There have been counter winds too – perhaps we’ve learned a little more about those in the last four years of American history; demonic ripples like Proud Boys and QAnon will not fade rapidly from our corporate memory. But in this context let’s look to the positive. Our growing understanding of the complexities of justice for minorities, defined by race, gender (not exactly a minority!), sexuality, and what we might call “bodiedness”: these are great Holy Spirit winds of change. Many of these winds have grown outside the boundaries of where Christians have often though the Spirit should blow, outside the confines of church structures and infrastructures, but are the breath of God no less for that. Breathe on me, breath of God. Breathe on us breath of God. Breathe again on humanity and all creation, breath of God.

So it is that we are in this decade being forced by God’s Spirit to throw all caution to the Spirit-wind once more, as economic collapse decimates the church blow by blow, yet whispers the promise of new, more Christ-centred, less human-dependent ways of rumouring resurrection hope in a sometimes somewhat confused and lost society.

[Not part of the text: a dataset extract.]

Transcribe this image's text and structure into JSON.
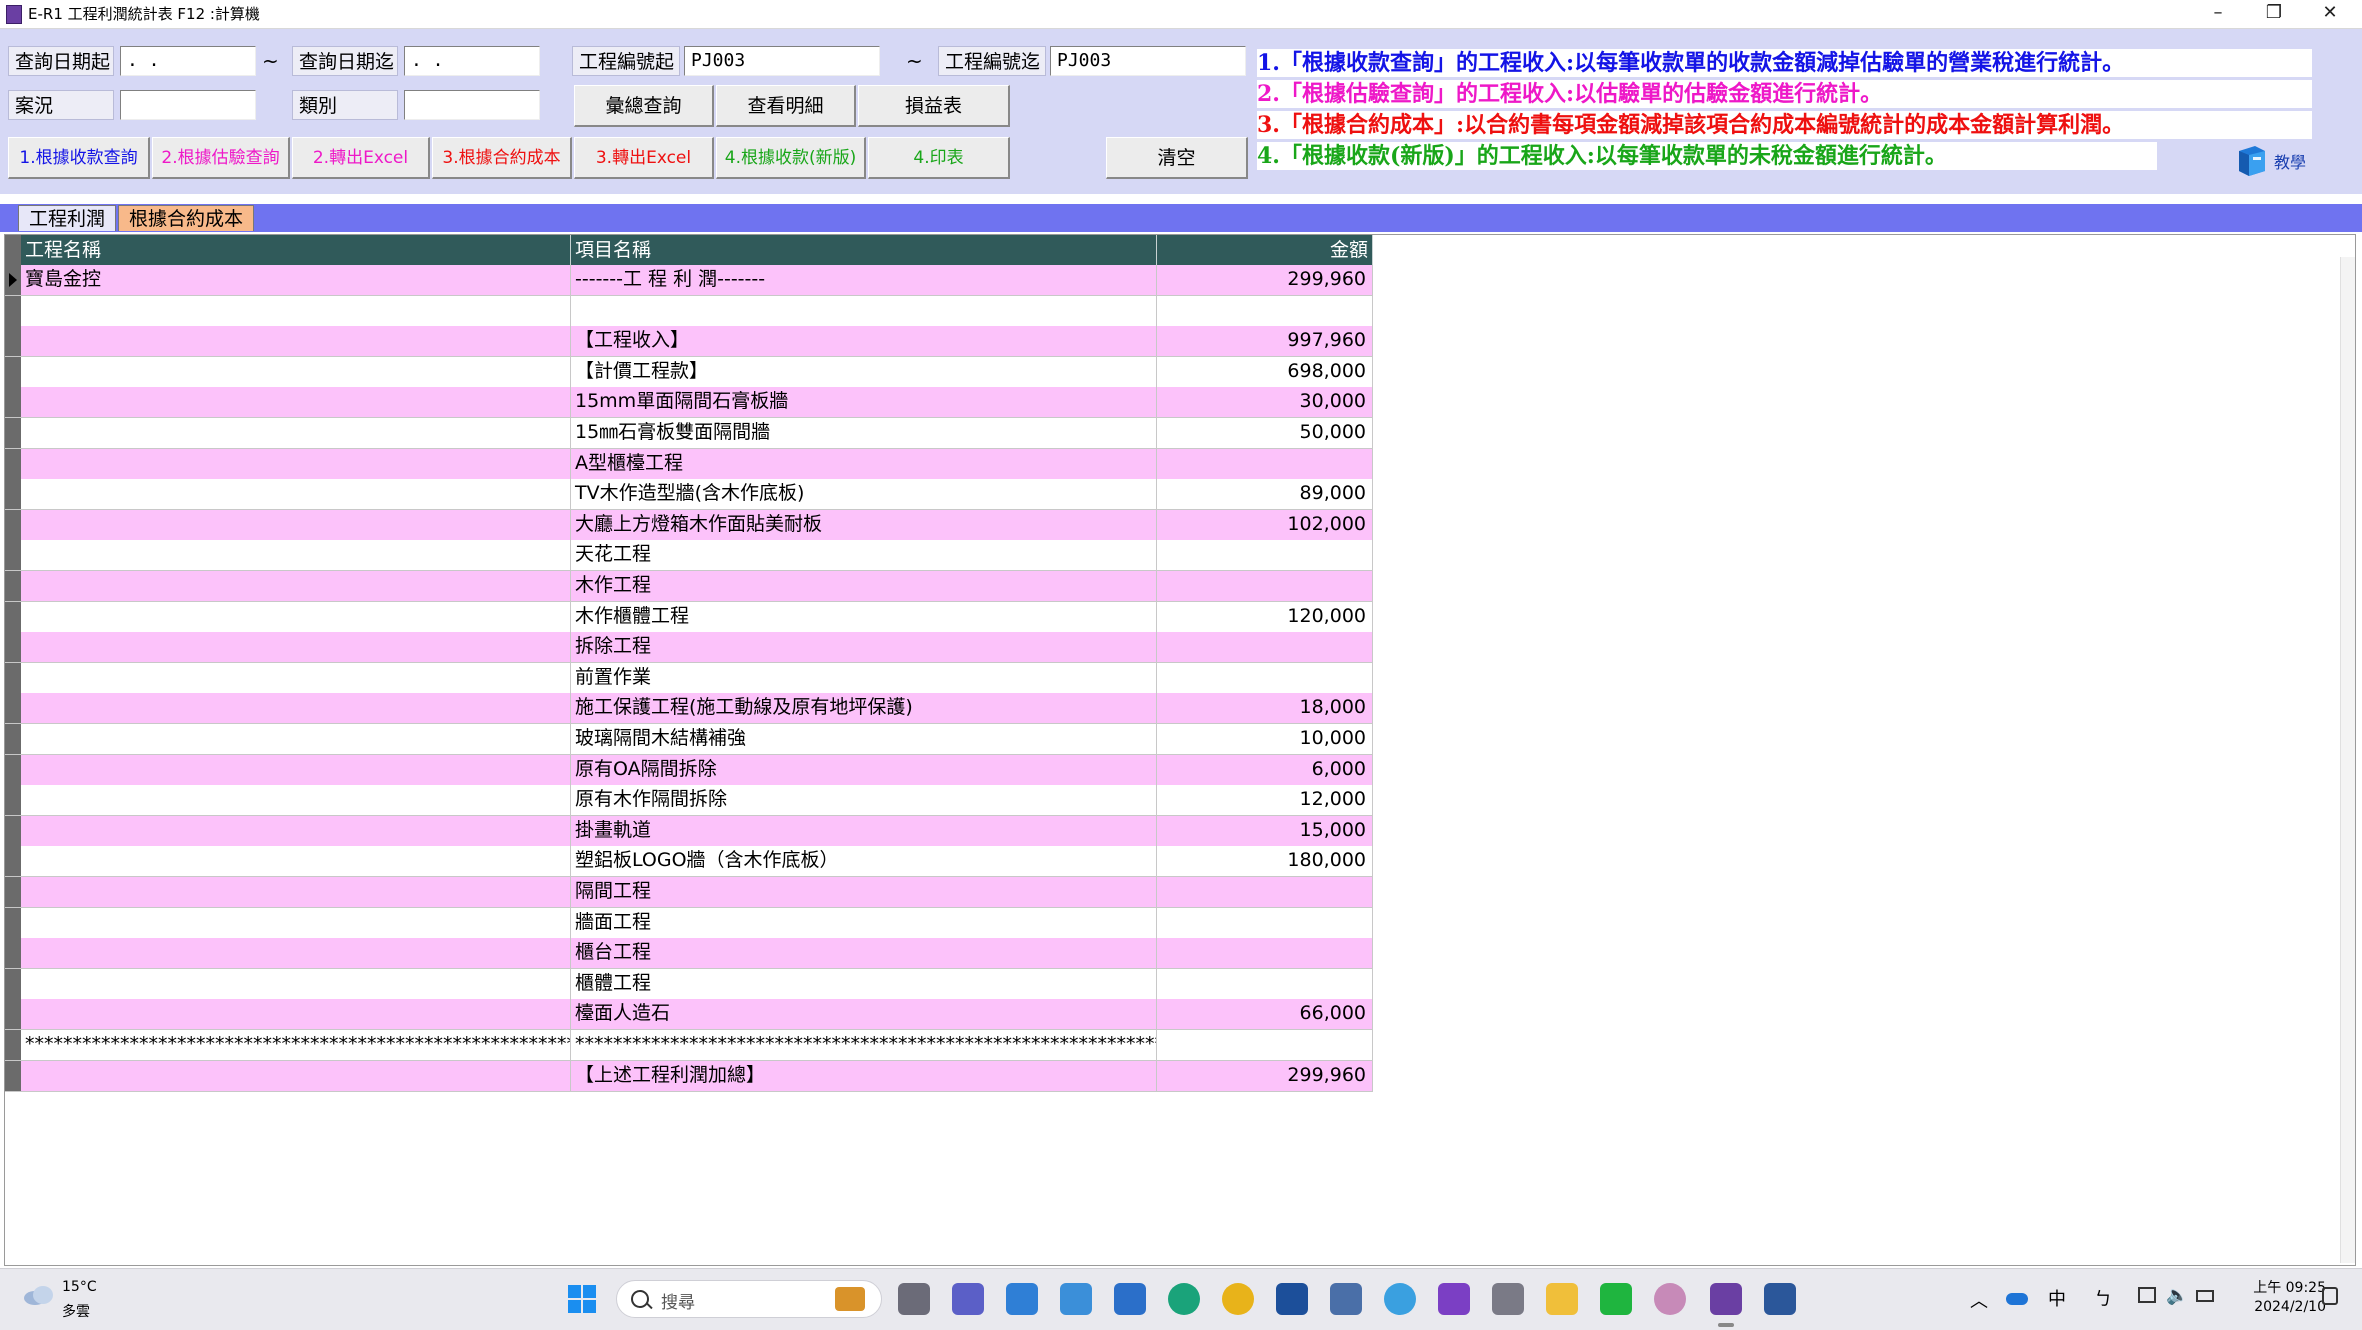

What does all of this mean? What does it mean for us as Anglican Christians in a far south-eastern patch of the far south-east corner of God’s globe? It means we are going to be best at being leaven in the lump when we get back to the basics of our faith. Praying, reading – though I would add “understanding,” reading for meaning – the bible, living out the life of Christ, living as a people of resurrection hope, living as a people of justice and compassion, living not as an organization but as a people enriched by the experience of the risen Christ in our midst. It means proclaiming Christ by living for others. It means being conspicuous a little by our oddness – a people of the eucharist, of hymns, of prayers – and a little by our ordinariness, earthed in the rhythms of community life, picking rubbish from the pavements, saving species, visiting the lonely.

It is to this role as leaven in the loaf that we are called this Lent.